A deal between PDK and AKR was tentatively reached on 9 February 2011. However, some PDK members were reportedly unhappy with Pacolli becoming president, but would rather see acting president Jakup Krasniqi take over in a permanent capacity. On 11 February, this was confirmed and Pacolli was offered the office of Assembly Speaker and Deputy Prime Minister, as well as four ministries for his AKR party, but not the office of President. Reportedly, the coalition will include only PDK, AKR and minority parties, as well as Ukë Rugova's Ibrahim Rugova List, totalling 65 MPs, a majority. According to Koha Ditore, the PDK accepted Pacolli's demands on 13 February.
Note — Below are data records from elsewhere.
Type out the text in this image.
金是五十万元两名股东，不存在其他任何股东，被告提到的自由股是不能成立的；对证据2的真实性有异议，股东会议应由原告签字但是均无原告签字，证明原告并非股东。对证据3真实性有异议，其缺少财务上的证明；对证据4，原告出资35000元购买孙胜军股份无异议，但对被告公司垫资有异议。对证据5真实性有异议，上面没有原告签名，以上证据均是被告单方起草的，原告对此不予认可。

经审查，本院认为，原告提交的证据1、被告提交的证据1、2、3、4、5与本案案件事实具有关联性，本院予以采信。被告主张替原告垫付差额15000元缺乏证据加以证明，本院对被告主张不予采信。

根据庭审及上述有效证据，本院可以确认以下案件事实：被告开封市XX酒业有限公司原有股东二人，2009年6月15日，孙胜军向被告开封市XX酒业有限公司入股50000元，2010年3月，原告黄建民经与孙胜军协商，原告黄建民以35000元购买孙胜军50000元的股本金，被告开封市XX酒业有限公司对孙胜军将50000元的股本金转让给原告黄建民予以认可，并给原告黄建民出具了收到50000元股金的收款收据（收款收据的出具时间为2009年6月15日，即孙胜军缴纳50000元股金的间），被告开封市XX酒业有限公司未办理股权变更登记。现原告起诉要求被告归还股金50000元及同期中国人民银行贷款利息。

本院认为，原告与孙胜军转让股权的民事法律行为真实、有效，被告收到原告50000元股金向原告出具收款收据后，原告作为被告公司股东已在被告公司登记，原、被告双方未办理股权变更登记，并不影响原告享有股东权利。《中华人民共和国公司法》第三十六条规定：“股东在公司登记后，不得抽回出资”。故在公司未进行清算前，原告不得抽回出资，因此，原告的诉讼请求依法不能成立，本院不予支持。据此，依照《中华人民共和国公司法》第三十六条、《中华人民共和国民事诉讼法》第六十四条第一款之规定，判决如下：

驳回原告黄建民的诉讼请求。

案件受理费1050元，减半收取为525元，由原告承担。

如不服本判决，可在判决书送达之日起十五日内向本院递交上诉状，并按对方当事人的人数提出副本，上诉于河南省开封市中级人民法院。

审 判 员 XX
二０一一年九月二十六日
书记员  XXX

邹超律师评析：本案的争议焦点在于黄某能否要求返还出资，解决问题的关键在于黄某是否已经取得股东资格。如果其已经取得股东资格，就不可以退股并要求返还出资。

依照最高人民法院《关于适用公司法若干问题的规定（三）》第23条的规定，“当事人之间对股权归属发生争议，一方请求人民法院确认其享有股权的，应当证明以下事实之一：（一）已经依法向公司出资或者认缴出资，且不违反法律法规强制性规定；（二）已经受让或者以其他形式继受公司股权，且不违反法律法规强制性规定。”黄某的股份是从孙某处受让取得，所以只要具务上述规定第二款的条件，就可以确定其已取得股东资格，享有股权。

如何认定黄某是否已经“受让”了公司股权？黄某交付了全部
The distribution of ministries reported in the media foresees three ministries for the AKR party, two or three ministries for the ethnic Serb parties and one ministry each for other minorities and Ukë Rugova, with the rest going to Thaçi's PDK. Hashim Thaçi would be nominated for PM, Jakup Krasniqi as Assembly Speaker and Pacolli as president.

The coalition agreements, according to the foreign media, foresee that: The PDK will get a deputy prime minister and ten ministries, AKR would get a deputy prime minister and three ministries, the Serb minority party SLS would get the post of another deputy prime minister and three ministries, the Ibrahim Rugova List would get another deputy prime minister and a ministry and the other non-Serbian minorities (working together as the parliamentary group "6 plus") would also get a ministry.

The coalition agreement was finally signed on 20 February 2011 and the distribution of ministries was:
- The AKR will have Muhamet Mustafa as deputy prime minister. Agim Çeku in the Security Force Ministry, Ferid Agani in the Health Ministry and Mimoza Kusari-Lila in the Trade and Industry Ministry.
- Independent Liberal Party (SLS) leader Slobodan Petrović will be deputy prime minister and the SLS will get the Local Self-Government Ministry, Communities and Return Ministry and Labor and Social Welfare Ministry.
- The minorities' parties (Turks, Ashkalis and Egyptians) will get the Environment and Spatial Planning Ministry.
The agreement with the Ibrahim Rugova List would be signed later.